En résumé, l’exploitation et le commerce illicites du coltan en RDC sont favorisés par la faible mise en œuvre des systèmes de certification, les tentatives constantes de contourner les réglementations et l’application inadéquate de la loi. Cela jette un doute sur l’utilité de tous les systèmes de certification auxquels le pays a souscrit.

L’inscription des enfants vulnérables à l’école devrait être encouragée afin de limiter leur recrutement par les mineurs.

Une approche différente est nécessaire. Le gouvernement congolais devrait constituer et financer un groupe de travail indépendant ayant pour mandat de poursuivre les entreprises privées et les sociétés coupables de recruter des enfants mineurs. L’inscription des enfants vulnérables à l’école devrait être encouragée par des fonds réservés et des campagnes de sensibilisation afin de limiter leur recrutement dans les mines.
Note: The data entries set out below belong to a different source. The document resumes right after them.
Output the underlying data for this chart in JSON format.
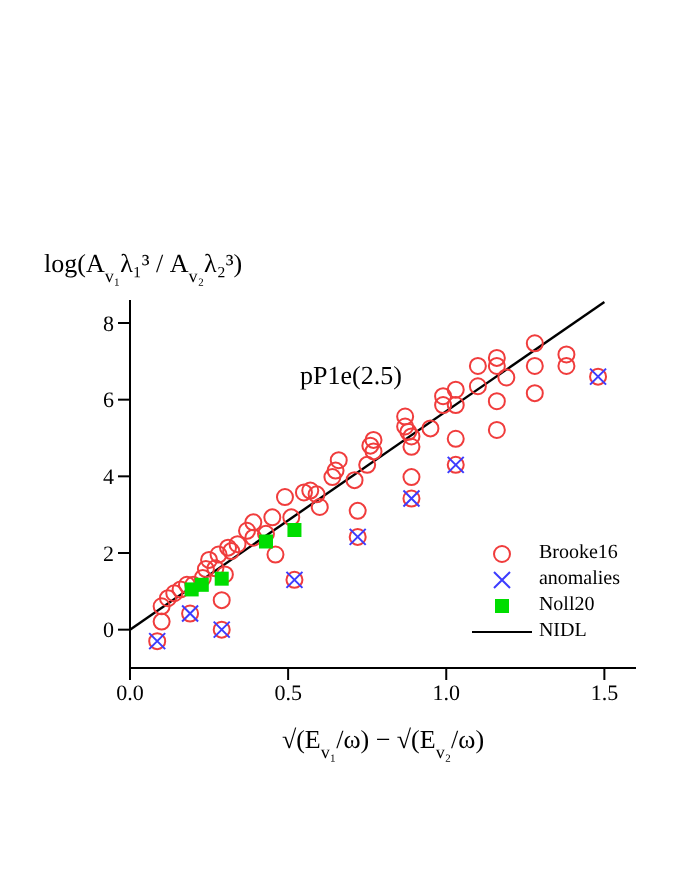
{
  "chart_data": {
    "type": "scatter",
    "title": "pP1e(2.5)",
    "xlabel": "√(E$_{v₁}$/ω) − √(E$_{v₂}$/ω)",
    "ylabel": "log(A$_{v₁}$λ₁³ / A$_{v₂}$λ₂³)",
    "xlim": [
      0,
      1.6
    ],
    "ylim": [
      -1,
      8.6
    ],
    "xticks": [
      {
        "value": 0,
        "label": "0.0"
      },
      {
        "value": 0.5,
        "label": "0.5"
      },
      {
        "value": 1,
        "label": "1.0"
      },
      {
        "value": 1.5,
        "label": "1.5"
      }
    ],
    "yticks": [
      0,
      2,
      4,
      6,
      8
    ],
    "legend": "bottom right",
    "series": [
      {
        "name": "Brooke16",
        "color": "#f03c3c",
        "marker": "circle",
        "x": [
          0.1,
          0.1,
          0.12,
          0.14,
          0.16,
          0.18,
          0.2,
          0.23,
          0.24,
          0.25,
          0.27,
          0.29,
          0.28,
          0.3,
          0.31,
          0.32,
          0.34,
          0.37,
          0.39,
          0.39,
          0.43,
          0.45,
          0.46,
          0.49,
          0.51,
          0.55,
          0.57,
          0.59,
          0.6,
          0.64,
          0.66,
          0.65,
          0.71,
          0.72,
          0.75,
          0.76,
          0.77,
          0.77,
          0.87,
          0.87,
          0.88,
          0.89,
          0.89,
          0.89,
          0.95,
          0.99,
          0.99,
          1.03,
          1.03,
          1.03,
          1.1,
          1.1,
          1.16,
          1.16,
          1.19,
          1.16,
          1.16,
          1.28,
          1.28,
          1.28,
          1.38,
          1.38,
          1.48,
          0.086,
          0.19,
          0.29,
          0.52,
          0.72,
          0.89,
          1.03
        ],
        "values": [
          0.21,
          0.61,
          0.82,
          0.95,
          1.05,
          1.17,
          1.17,
          1.35,
          1.58,
          1.82,
          1.6,
          0.77,
          1.96,
          1.44,
          2.14,
          2.05,
          2.23,
          2.58,
          2.4,
          2.8,
          2.5,
          2.93,
          1.96,
          3.46,
          2.93,
          3.58,
          3.63,
          3.53,
          3.2,
          3.98,
          4.42,
          4.15,
          3.9,
          3.1,
          4.3,
          4.8,
          4.95,
          4.65,
          5.56,
          5.3,
          5.16,
          5.04,
          4.77,
          3.98,
          5.25,
          6.09,
          5.86,
          6.26,
          5.86,
          4.98,
          6.88,
          6.35,
          7.09,
          6.88,
          6.58,
          5.96,
          5.21,
          7.47,
          6.88,
          6.17,
          7.18,
          6.88,
          6.6,
          -0.3,
          0.42,
          0.0,
          1.3,
          2.42,
          3.42,
          4.3
        ]
      },
      {
        "name": "anomalies",
        "color": "#3c3cff",
        "marker": "cross",
        "x": [
          0.086,
          0.19,
          0.29,
          0.52,
          0.72,
          0.89,
          1.03,
          1.48
        ],
        "values": [
          -0.3,
          0.42,
          0.0,
          1.3,
          2.42,
          3.42,
          4.3,
          6.6
        ]
      },
      {
        "name": "Noll20",
        "color": "#00dd00",
        "marker": "square",
        "x": [
          0.195,
          0.227,
          0.29,
          0.43,
          0.52
        ],
        "values": [
          1.05,
          1.17,
          1.33,
          2.3,
          2.6
        ]
      },
      {
        "name": "NIDL",
        "color": "#000000",
        "type": "line",
        "line_style": "solid",
        "x": [
          0,
          1.5
        ],
        "values": [
          0,
          8.55
        ]
      }
    ]
  }
}
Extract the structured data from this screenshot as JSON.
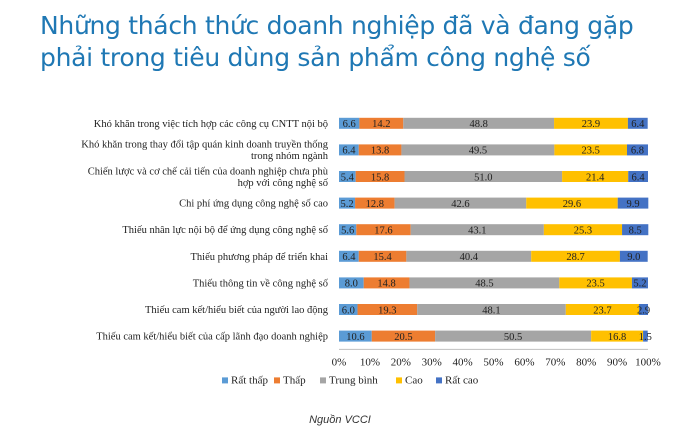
{
  "title": "Những thách thức doanh nghiệp đã và đang gặp phải trong tiêu dùng sản phẩm công nghệ số",
  "source": "Nguồn VCCI",
  "chart_data": {
    "type": "bar",
    "orientation": "horizontal",
    "stacked": "percent",
    "categories": [
      [
        "Khó khăn trong việc tích hợp các công cụ CNTT nội bộ"
      ],
      [
        "Khó khăn trong thay đổi tập quán kinh doanh truyền thống",
        "trong nhóm ngành"
      ],
      [
        "Chiến lược và cơ chế cải tiến của doanh nghiệp chưa phù",
        "hợp với công nghệ số"
      ],
      [
        "Chi phí ứng dụng công nghệ số cao"
      ],
      [
        "Thiếu nhân lực nội bộ để ứng dụng công nghệ số"
      ],
      [
        "Thiếu phương pháp để triển khai"
      ],
      [
        "Thiếu thông tin về công nghệ số"
      ],
      [
        "Thiếu cam kết/hiểu biết của người lao động"
      ],
      [
        "Thiếu cam kết/hiểu biết của cấp lãnh đạo doanh nghiệp"
      ]
    ],
    "series": [
      {
        "name": "Rất thấp",
        "color": "#5b9bd5",
        "values": [
          6.6,
          6.4,
          5.4,
          5.2,
          5.6,
          6.4,
          8.0,
          6.0,
          10.6
        ]
      },
      {
        "name": "Thấp",
        "color": "#ed7d31",
        "values": [
          14.2,
          13.8,
          15.8,
          12.8,
          17.6,
          15.4,
          14.8,
          19.3,
          20.5
        ]
      },
      {
        "name": "Trung bình",
        "color": "#a5a5a5",
        "values": [
          48.8,
          49.5,
          51.0,
          42.6,
          43.1,
          40.4,
          48.5,
          48.1,
          50.5
        ]
      },
      {
        "name": "Cao",
        "color": "#ffc000",
        "values": [
          23.9,
          23.5,
          21.4,
          29.6,
          25.3,
          28.7,
          23.5,
          23.7,
          16.8
        ]
      },
      {
        "name": "Rất cao",
        "color": "#4472c4",
        "values": [
          6.4,
          6.8,
          6.4,
          9.9,
          8.5,
          9.0,
          5.2,
          2.9,
          1.5
        ]
      }
    ],
    "x_ticks": [
      "0%",
      "10%",
      "20%",
      "30%",
      "40%",
      "50%",
      "60%",
      "70%",
      "80%",
      "90%",
      "100%"
    ],
    "xlim": [
      0,
      100
    ],
    "legend_position": "bottom",
    "grid": false
  }
}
Compte tenu du problème du travail des enfants dans les mines de coltan, l’approche de la certification des minéraux doit être revue. Les groupes de pression internationaux peuvent plaider pour l’harmonisation des différents systèmes de certification afin qu’ils puissent être appliqués de manière uniforme dans les régions riches en minerais de l’est de la RDC.

Les partenaires du développement devraient contribuer à former et à équiper des groupes d’observateurs de la société civile au niveau local afin de surveiller et de soumettre des rapports d’incidents réguliers concernant le travail des enfants dans les mines de coltan. Ces « rapports fantômes » permettraient de valider ou d’invalider les audits de certification effectués par les fonctionnaires de l’État.